# Uncharted: Wie reagieren die Fans auf den offiziellen Filmtrailer?



## PCGH-Redaktion (22. Oktober 2021)

Jetzt ist Ihre Meinung gefragt zu *Uncharted: Wie reagieren die Fans auf den offiziellen Filmtrailer?*

					Der erste offizielle Trailer zum Uncharted-Film mit Tom Holland und Mark Wahlberg ist da. Aber was sagen die Fans? Die Meinungen auf Youtube fallen recht unterschiedlich aus.

					Bitte beachten Sie: Der Kommentarbereich wird gemäß der Forenregeln moderiert. Allgemeine Fragen und Kritik zu Online-Artikeln von PC Games Hardware sind im Feedback-Unterforum zu veröffentlichen und nicht im Kommentarthread zu einer News. Dort werden sie ohne Nachfragen entfernt.




			Dieser Inhalt steht nur eingeloggten Mitgliedern zur Verfügung.
        

 Zurück zum Artikel: *Uncharted: Wie reagieren die Fans auf den offiziellen Filmtrailer?*


----------



## camellion (23. Oktober 2021)

Seltsam ist, dass der Trailer viele Scenen aus den Spielen aufgreift, also Spieler diese Locations schon gesehen haben. Das Schiff in der Säle, die Kletterpartie am Flugzeug über die Kisten und das Auto. Irgendwie habe ich das Gefühl alle Teile in einem Film vermischt zu sehen. Auch konnte ich nicht erkennen, das es sich um ein Prequel handelt. Was ist überhaupt sinn der Story außer irgend einen großen Schatz zu finden, den Nathan im 4. Teil ja findet.


----------



## MarcHammel (23. Oktober 2021)

camellion schrieb:


> Seltsam ist, dass der Trailer viele Scenen aus den Spielen aufgreift, also Spieler diese Locations schon gesehen haben. Das Schiff in der Säle, die Kletterpartie am Flugzeug über die Kisten und das Auto. Irgendwie habe ich das Gefühl alle Teile in einem Film vermischt zu sehen. Auch konnte ich nicht erkennen, das es sich um ein Prequel handelt. Was ist überhaupt sinn der Story außer irgend einen großen Schatz zu finden, den Nathan im 4. Teil ja findet.


Man hat hier wohl einfach versucht, einen Wiedererkennungswert für die Spieler zu erstellen und gleichzeitig eine Vorgeschichte zu erzählen. Fraglich, dass dieses Vorhaben gelingt. 

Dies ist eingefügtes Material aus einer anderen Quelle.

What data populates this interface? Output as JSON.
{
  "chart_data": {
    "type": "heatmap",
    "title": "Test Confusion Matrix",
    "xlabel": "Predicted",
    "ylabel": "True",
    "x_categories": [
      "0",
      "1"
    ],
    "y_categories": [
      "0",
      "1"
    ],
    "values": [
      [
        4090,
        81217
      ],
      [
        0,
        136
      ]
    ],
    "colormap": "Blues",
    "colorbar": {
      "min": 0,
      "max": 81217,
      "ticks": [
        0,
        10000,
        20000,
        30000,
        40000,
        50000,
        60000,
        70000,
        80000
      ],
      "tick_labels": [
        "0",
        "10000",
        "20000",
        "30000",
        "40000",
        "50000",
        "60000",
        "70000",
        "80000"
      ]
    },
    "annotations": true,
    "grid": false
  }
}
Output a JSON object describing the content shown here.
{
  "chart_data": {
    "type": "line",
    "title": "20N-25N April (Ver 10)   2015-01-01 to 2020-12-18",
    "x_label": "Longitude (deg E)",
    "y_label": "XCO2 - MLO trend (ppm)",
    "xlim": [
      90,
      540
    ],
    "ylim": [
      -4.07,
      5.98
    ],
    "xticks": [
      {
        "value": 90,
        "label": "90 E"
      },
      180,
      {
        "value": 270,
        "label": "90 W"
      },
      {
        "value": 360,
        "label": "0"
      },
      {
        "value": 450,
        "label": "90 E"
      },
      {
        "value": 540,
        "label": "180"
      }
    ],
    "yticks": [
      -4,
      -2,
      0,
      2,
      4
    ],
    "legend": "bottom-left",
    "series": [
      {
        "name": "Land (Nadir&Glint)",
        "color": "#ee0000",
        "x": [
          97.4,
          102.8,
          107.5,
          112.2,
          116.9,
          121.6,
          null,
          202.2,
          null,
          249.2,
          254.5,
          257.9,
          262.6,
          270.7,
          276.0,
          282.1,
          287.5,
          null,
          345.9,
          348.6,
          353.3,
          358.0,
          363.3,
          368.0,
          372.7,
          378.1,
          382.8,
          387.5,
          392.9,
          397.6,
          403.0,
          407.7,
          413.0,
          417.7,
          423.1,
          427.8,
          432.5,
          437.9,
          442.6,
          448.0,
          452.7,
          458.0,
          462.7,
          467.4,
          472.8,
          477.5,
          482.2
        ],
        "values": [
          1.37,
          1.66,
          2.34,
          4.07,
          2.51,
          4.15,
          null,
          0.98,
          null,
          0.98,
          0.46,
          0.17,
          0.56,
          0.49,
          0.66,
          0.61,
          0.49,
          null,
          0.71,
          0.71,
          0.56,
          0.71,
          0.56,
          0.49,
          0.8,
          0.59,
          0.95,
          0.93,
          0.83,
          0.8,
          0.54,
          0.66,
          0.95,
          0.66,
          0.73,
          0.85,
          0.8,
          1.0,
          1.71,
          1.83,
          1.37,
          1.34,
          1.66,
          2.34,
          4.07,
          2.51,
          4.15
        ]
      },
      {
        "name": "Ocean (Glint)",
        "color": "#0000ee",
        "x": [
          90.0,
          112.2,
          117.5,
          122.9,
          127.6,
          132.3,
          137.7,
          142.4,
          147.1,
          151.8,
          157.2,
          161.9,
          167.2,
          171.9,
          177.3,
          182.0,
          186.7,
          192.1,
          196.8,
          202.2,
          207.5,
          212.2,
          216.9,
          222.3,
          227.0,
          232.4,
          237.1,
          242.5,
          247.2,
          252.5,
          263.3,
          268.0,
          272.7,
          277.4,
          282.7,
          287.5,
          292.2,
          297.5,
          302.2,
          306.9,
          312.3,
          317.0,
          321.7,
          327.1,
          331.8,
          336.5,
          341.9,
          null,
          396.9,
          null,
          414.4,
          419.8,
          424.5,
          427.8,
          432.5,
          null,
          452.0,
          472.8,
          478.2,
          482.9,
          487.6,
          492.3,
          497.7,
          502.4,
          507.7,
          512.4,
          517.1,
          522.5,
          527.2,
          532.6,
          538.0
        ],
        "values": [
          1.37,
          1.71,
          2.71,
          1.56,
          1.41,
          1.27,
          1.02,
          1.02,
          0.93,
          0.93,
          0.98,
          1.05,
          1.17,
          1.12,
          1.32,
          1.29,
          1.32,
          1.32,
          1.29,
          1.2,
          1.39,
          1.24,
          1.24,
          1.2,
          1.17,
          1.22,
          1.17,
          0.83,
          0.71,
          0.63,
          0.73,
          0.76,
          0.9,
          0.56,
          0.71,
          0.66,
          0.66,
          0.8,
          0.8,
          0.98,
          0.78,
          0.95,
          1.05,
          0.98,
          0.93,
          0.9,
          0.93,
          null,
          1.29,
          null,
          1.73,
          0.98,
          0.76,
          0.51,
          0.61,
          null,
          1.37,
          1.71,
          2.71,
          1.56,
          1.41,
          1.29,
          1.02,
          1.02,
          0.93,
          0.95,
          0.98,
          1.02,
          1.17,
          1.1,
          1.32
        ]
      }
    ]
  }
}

Allerdings hat mir der Trailer trotzdem ganz gut gefallen und ich denke, dass man hier gutes Popcorn-Kino bekommt. Mehr aber auch nicht.


----------



## AzRa-eL (23. Oktober 2021)

Ich mag Tom und Mark. Erwarte coole Action mit coolen Sprüchen. Mehr ist Uncharted nicht. Wer hier eine tiefgehende Charakterstudie mit dramatischen Wendungen erwartet sollte seinen Kompass noch mal neu auf Arthouse kalibrieren 😆


----------



## SilentHunter (8. Januar 2022)

MarcHammel schrieb:


> Allerdings hat mir der Trailer trotzdem ganz gut gefallen und ich denke, dass man hier gutes Popcorn-Kino bekommt. Mehr aber auch nicht.


Aber auch nicht weniger


----------